At the recent Comdex, Gates announced that the company intended to pursue development in Web Services as a core business strategy. “Interconnection needs to be done around one architecture. Not one architecture for e-commerce, one for management, one for interoperability; a single architecture, applied very broadly. For Microsoft, this is the center of our .NET strategy. This is what we committed our company direction to be several years ago. It’s a very profound commitment. We had to rebuild Visual Studio to release the .NET version early this year. We’re doing substantial rebuilding in our database to not only support XML, which we already do, but to bring XML into the core of that database,” said Gates, in his demo-laden keynote.

In 2001, when Microsoft released Visual Studio.NET, it marked the seriousness of the giant’s intentions in the business.

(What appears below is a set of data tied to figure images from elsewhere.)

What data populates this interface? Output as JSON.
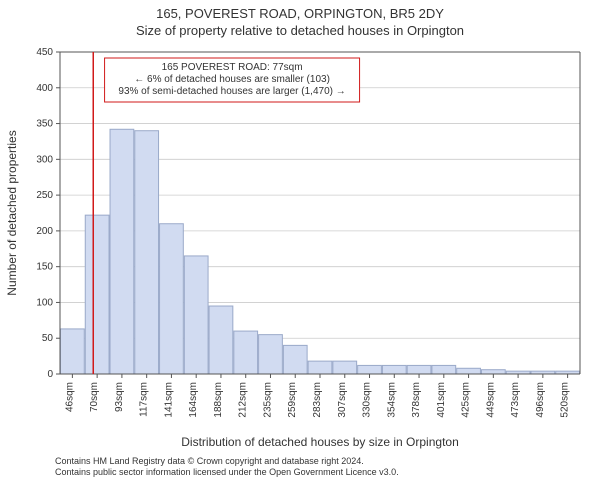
{
  "header": {
    "title": "165, POVEREST ROAD, ORPINGTON, BR5 2DY",
    "subtitle": "Size of property relative to detached houses in Orpington"
  },
  "chart": {
    "type": "histogram",
    "background_color": "#ffffff",
    "plot_border_color": "#555555",
    "grid_color": "#cccccc",
    "bar_fill": "#d1dbf1",
    "bar_stroke": "#9aa9c9",
    "marker_color": "#d11a1a",
    "ylabel": "Number of detached properties",
    "xlabel": "Distribution of detached houses by size in Orpington",
    "label_fontsize": 12,
    "tick_fontsize": 10,
    "ylim": [
      0,
      450
    ],
    "ytick_step": 50,
    "categories": [
      "46sqm",
      "70sqm",
      "93sqm",
      "117sqm",
      "141sqm",
      "164sqm",
      "188sqm",
      "212sqm",
      "235sqm",
      "259sqm",
      "283sqm",
      "307sqm",
      "330sqm",
      "354sqm",
      "378sqm",
      "401sqm",
      "425sqm",
      "449sqm",
      "473sqm",
      "496sqm",
      "520sqm"
    ],
    "values": [
      63,
      222,
      342,
      340,
      210,
      165,
      95,
      60,
      55,
      40,
      18,
      18,
      12,
      12,
      12,
      12,
      8,
      6,
      4,
      4,
      4
    ],
    "marker_category_index": 1,
    "annotation": {
      "lines": [
        "165 POVEREST ROAD: 77sqm",
        "← 6% of detached houses are smaller (103)",
        "93% of semi-detached houses are larger (1,470) →"
      ],
      "border_color": "#d11a1a"
    }
  },
  "footer": {
    "line1": "Contains HM Land Registry data © Crown copyright and database right 2024.",
    "line2": "Contains public sector information licensed under the Open Government Licence v3.0."
  }
}
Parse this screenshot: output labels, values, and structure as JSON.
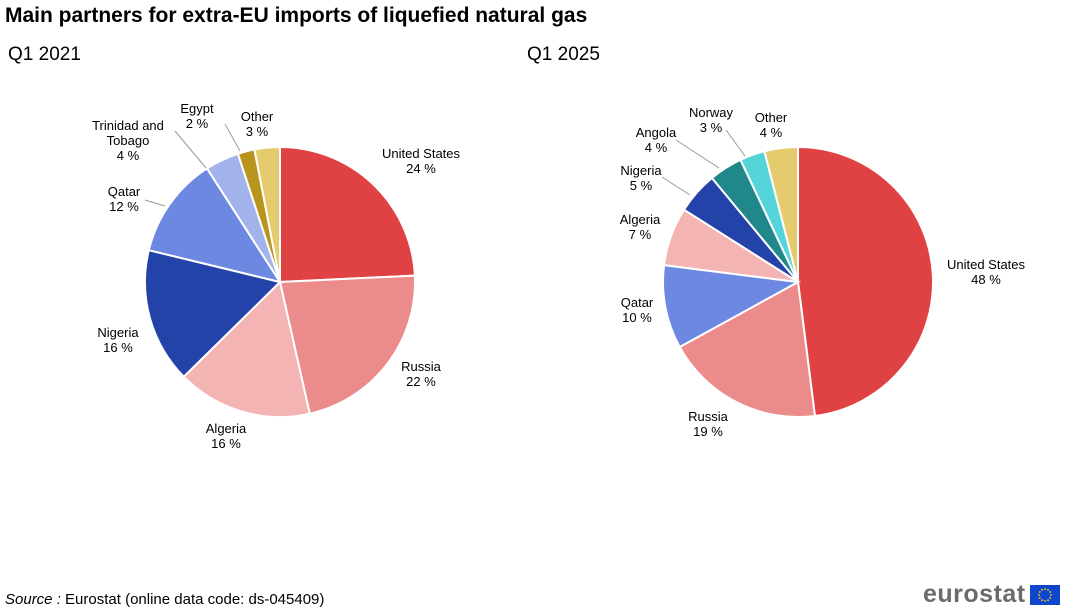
{
  "title": "Main partners for extra-EU imports of liquefied natural gas",
  "source": {
    "label": "Source :",
    "text": "Eurostat (online data code: ds-045409)"
  },
  "logo": {
    "text": "eurostat",
    "icon": "eu-flag-icon"
  },
  "chart_data": [
    {
      "type": "pie",
      "title": "Q1 2021",
      "start": "12 o'clock",
      "direction": "clockwise",
      "slices": [
        {
          "label": "United States",
          "value_label": "24 %",
          "value": 24,
          "color": "#e04142"
        },
        {
          "label": "Russia",
          "value_label": "22 %",
          "value": 22,
          "color": "#ec8b8b"
        },
        {
          "label": "Algeria",
          "value_label": "16 %",
          "value": 16,
          "color": "#f4b4b4"
        },
        {
          "label": "Nigeria",
          "value_label": "16 %",
          "value": 16,
          "color": "#2443a9"
        },
        {
          "label": "Qatar",
          "value_label": "12 %",
          "value": 12,
          "color": "#6d88e0"
        },
        {
          "label": "Trinidad and Tobago",
          "label_lines": [
            "Trinidad and",
            "Tobago"
          ],
          "value_label": "4 %",
          "value": 4,
          "color": "#a2b3eb"
        },
        {
          "label": "Egypt",
          "value_label": "2 %",
          "value": 2,
          "color": "#b8961e"
        },
        {
          "label": "Other",
          "value_label": "3 %",
          "value": 3,
          "color": "#e5cb6d"
        }
      ]
    },
    {
      "type": "pie",
      "title": "Q1 2025",
      "start": "12 o'clock",
      "direction": "clockwise",
      "slices": [
        {
          "label": "United States",
          "value_label": "48 %",
          "value": 48,
          "color": "#e04142"
        },
        {
          "label": "Russia",
          "value_label": "19 %",
          "value": 19,
          "color": "#ec8b8b"
        },
        {
          "label": "Qatar",
          "value_label": "10 %",
          "value": 10,
          "color": "#6d88e0"
        },
        {
          "label": "Algeria",
          "value_label": "7 %",
          "value": 7,
          "color": "#f4b4b4"
        },
        {
          "label": "Nigeria",
          "value_label": "5 %",
          "value": 5,
          "color": "#2443a9"
        },
        {
          "label": "Angola",
          "value_label": "4 %",
          "value": 4,
          "color": "#20878a"
        },
        {
          "label": "Norway",
          "value_label": "3 %",
          "value": 3,
          "color": "#55d5d9"
        },
        {
          "label": "Other",
          "value_label": "4 %",
          "value": 4,
          "color": "#e5cb6d"
        }
      ]
    }
  ]
}
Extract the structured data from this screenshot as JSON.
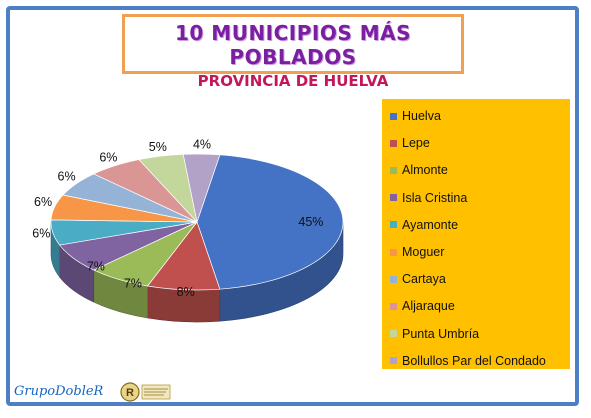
{
  "title": "10 MUNICIPIOS MÁS POBLADOS",
  "subtitle": "PROVINCIA DE HUELVA",
  "logo_text": "GrupoDobleR",
  "chart_data": {
    "type": "pie",
    "title": "10 MUNICIPIOS MÁS POBLADOS",
    "subtitle": "PROVINCIA DE HUELVA",
    "legend_position": "right",
    "categories": [
      "Huelva",
      "Lepe",
      "Almonte",
      "Isla Cristina",
      "Ayamonte",
      "Moguer",
      "Cartaya",
      "Aljaraque",
      "Punta Umbría",
      "Bollullos Par del Condado"
    ],
    "values": [
      45,
      8,
      7,
      7,
      6,
      6,
      6,
      6,
      5,
      4
    ],
    "labels": [
      "45%",
      "8%",
      "7%",
      "7%",
      "6%",
      "6%",
      "6%",
      "6%",
      "5%",
      "4%"
    ],
    "colors": [
      "#4472c4",
      "#c0504d",
      "#9bbb59",
      "#8064a2",
      "#4bacc6",
      "#f79646",
      "#95b3d7",
      "#d99694",
      "#c3d69b",
      "#b2a2c7"
    ]
  }
}
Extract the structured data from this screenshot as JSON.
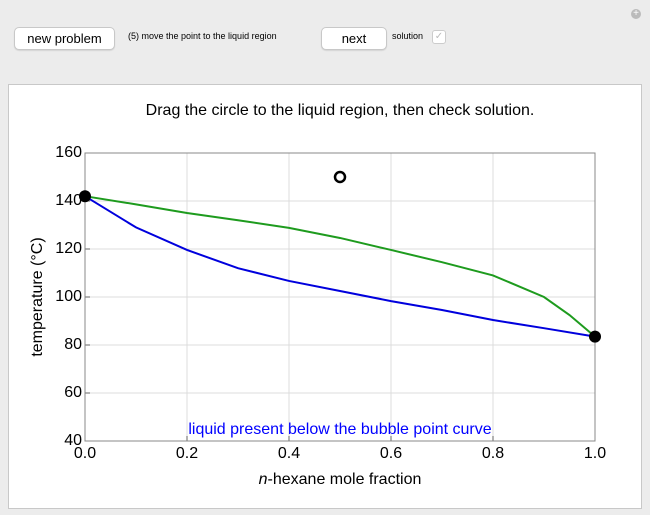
{
  "controls": {
    "new_problem": "new problem",
    "instruction": "(5) move the point to the liquid region",
    "next": "next",
    "solution": "solution"
  },
  "chart_data": {
    "type": "line",
    "title": "Drag the circle to the liquid region, then check solution.",
    "x_label": [
      "n",
      "-hexane mole fraction"
    ],
    "y_label": "temperature (°C)",
    "annotation": "liquid present below the bubble point curve",
    "annotation_color": "#0000ff",
    "xlim": [
      0,
      1
    ],
    "ylim": [
      40,
      160
    ],
    "xticks": [
      {
        "value": 0,
        "label": "0.0"
      },
      {
        "value": 0.2,
        "label": "0.2"
      },
      {
        "value": 0.4,
        "label": "0.4"
      },
      {
        "value": 0.6,
        "label": "0.6"
      },
      {
        "value": 0.8,
        "label": "0.8"
      },
      {
        "value": 1,
        "label": "1.0"
      }
    ],
    "yticks": [
      40,
      60,
      80,
      100,
      120,
      140,
      160
    ],
    "grid": true,
    "series": [
      {
        "color": "#1e9b1e",
        "x": [
          0,
          0.1,
          0.2,
          0.3,
          0.4,
          0.5,
          0.6,
          0.7,
          0.8,
          0.9,
          0.95,
          1
        ],
        "values": [
          142,
          138.6,
          135,
          132,
          128.8,
          124.6,
          119.6,
          114.5,
          109,
          100,
          92.5,
          83.5
        ]
      },
      {
        "color": "#0000dd",
        "x": [
          0,
          0.1,
          0.2,
          0.3,
          0.4,
          0.5,
          0.6,
          0.7,
          0.8,
          0.9,
          1
        ],
        "values": [
          142,
          129,
          119.6,
          112,
          106.7,
          102.5,
          98.3,
          94.6,
          90.4,
          87,
          83.5
        ]
      }
    ],
    "points": {
      "x": [
        0,
        1
      ],
      "values": [
        142,
        83.5
      ]
    },
    "marker": {
      "x": 0.5,
      "y": 150
    }
  }
}
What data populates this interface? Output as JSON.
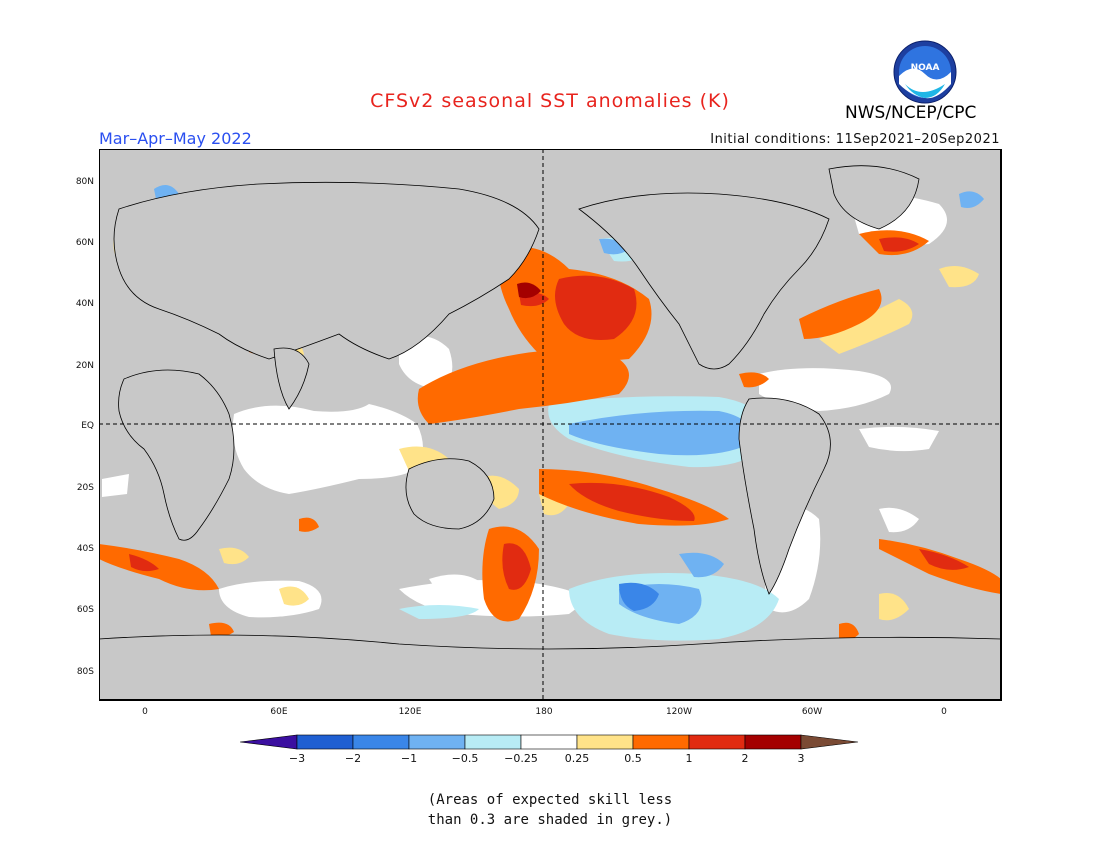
{
  "title": "CFSv2 seasonal SST anomalies (K)",
  "agency": "NWS/NCEP/CPC",
  "logo_text": "NOAA",
  "season": "Mar–Apr–May 2022",
  "initial_conditions": "Initial conditions: 11Sep2021–20Sep2021",
  "lat_labels": [
    "80N",
    "60N",
    "40N",
    "20N",
    "EQ",
    "20S",
    "40S",
    "60S",
    "80S"
  ],
  "lon_labels": [
    "0",
    "60E",
    "120E",
    "180",
    "120W",
    "60W",
    "0"
  ],
  "colorbar": {
    "tick_labels": [
      "−3",
      "−2",
      "−1",
      "−0.5",
      "−0.25",
      "0.25",
      "0.5",
      "1",
      "2",
      "3"
    ],
    "colors": [
      "#3b0fa0",
      "#1f5fd2",
      "#3a86e8",
      "#6fb2f2",
      "#b8ecf5",
      "#ffffff",
      "#ffe389",
      "#ff6a00",
      "#e12b11",
      "#a40000",
      "#7a4a34"
    ]
  },
  "skill_note_line1": "(Areas of expected skill less",
  "skill_note_line2": "than 0.3 are shaded in grey.)",
  "map_colors": {
    "grey": "#c8c8c8",
    "white": "#ffffff",
    "pale_blue": "#b8ecf5",
    "light_blue": "#6fb2f2",
    "blue": "#3a86e8",
    "pale_yellow": "#ffe389",
    "orange": "#ff6a00",
    "red": "#e12b11",
    "dark_red": "#a40000"
  }
}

.NET Evangelist: Parthasarathy
Well-known for building low total cost of ownership (TCO) solutions for the desktop and the enterprise, Microsoft is playing out its time-tested strategy again in the enterprise application space. Productivity, flexibility, connectedness (linking customers, employees, and business partners)—all three platforms designed to deliver a low TCO—form the core of Microsoft’s enterprise technology strategy. In the past few years, a new technology has emerged and matured that—Microsoft feels—will deliver enhanced productivity, flexibility and connectedness, while lowering the TCO. XML Web Services’ time has come, says Sanjay Parthasarathy, corporate Vice President of Strategy and Business Development Group, who also plays evangelist to the .NET platform developer community. “.NET is an ingredient,” explains Parthasarathy. “You can think of Web Services as the underlying technology, and .NET as Microsoft’s method for making it happen.”